On side note, Cloudera has good instructions on all the steps for setting this up on your own cluster. I did this on my local cluster, which allowed me to build the Jar and upload to S3. You can probably find a pre-built Jar on the net if you don't want to build it yourself.
When outputting your data from your Hadoop job, make sure you use the LzopCodec and not the LzoCodec, otherwise the files are not indexable (at least based on my experience). Example Java code (same idea carries over to Streaming API):
import com.hadoop.compression.lzo.LzopCodec;
TextOutputFormat.setCompressOutput(job, true);
TextOutputFormat.setOutputCompressorClass(job, LzopCodec.class)

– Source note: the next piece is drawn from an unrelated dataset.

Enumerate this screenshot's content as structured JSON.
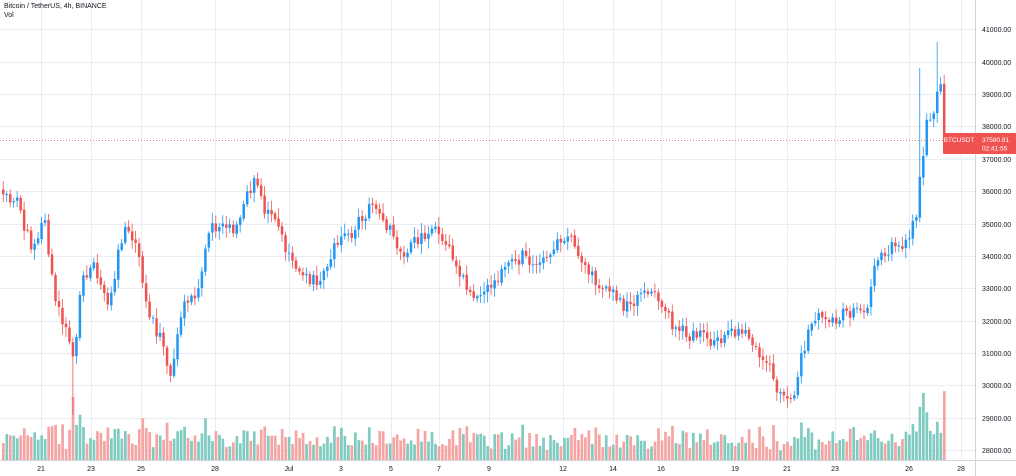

Once your hadoop-lzo Jar is on S3, and your Hadoop job has outputted .lzo files, run your indexer on the output directory (instructions below you got a EMR job/cluster running):
elastic-mapreduce -j <existingJobId> \
--jar s3n://<yourBucketName>/hadoop-lzo-0.4.17-SNAPSHOT.jar \
--args com.hadoop.compression.lzo.DistributedLzoIndexer \
--args s3://<yourBucketName>/output/myLzoJobResults \
--step-name "Lzo file indexer Jar"
Then when you're using the data in a future job, be sure to specify that the input is in LZO format, otherwise the splitting won't occur. Example Java code:
import com.hadoop.mapreduce.LzoTextInputFormat;
job.setInputFormatClass(LzoTextInputFormat.class);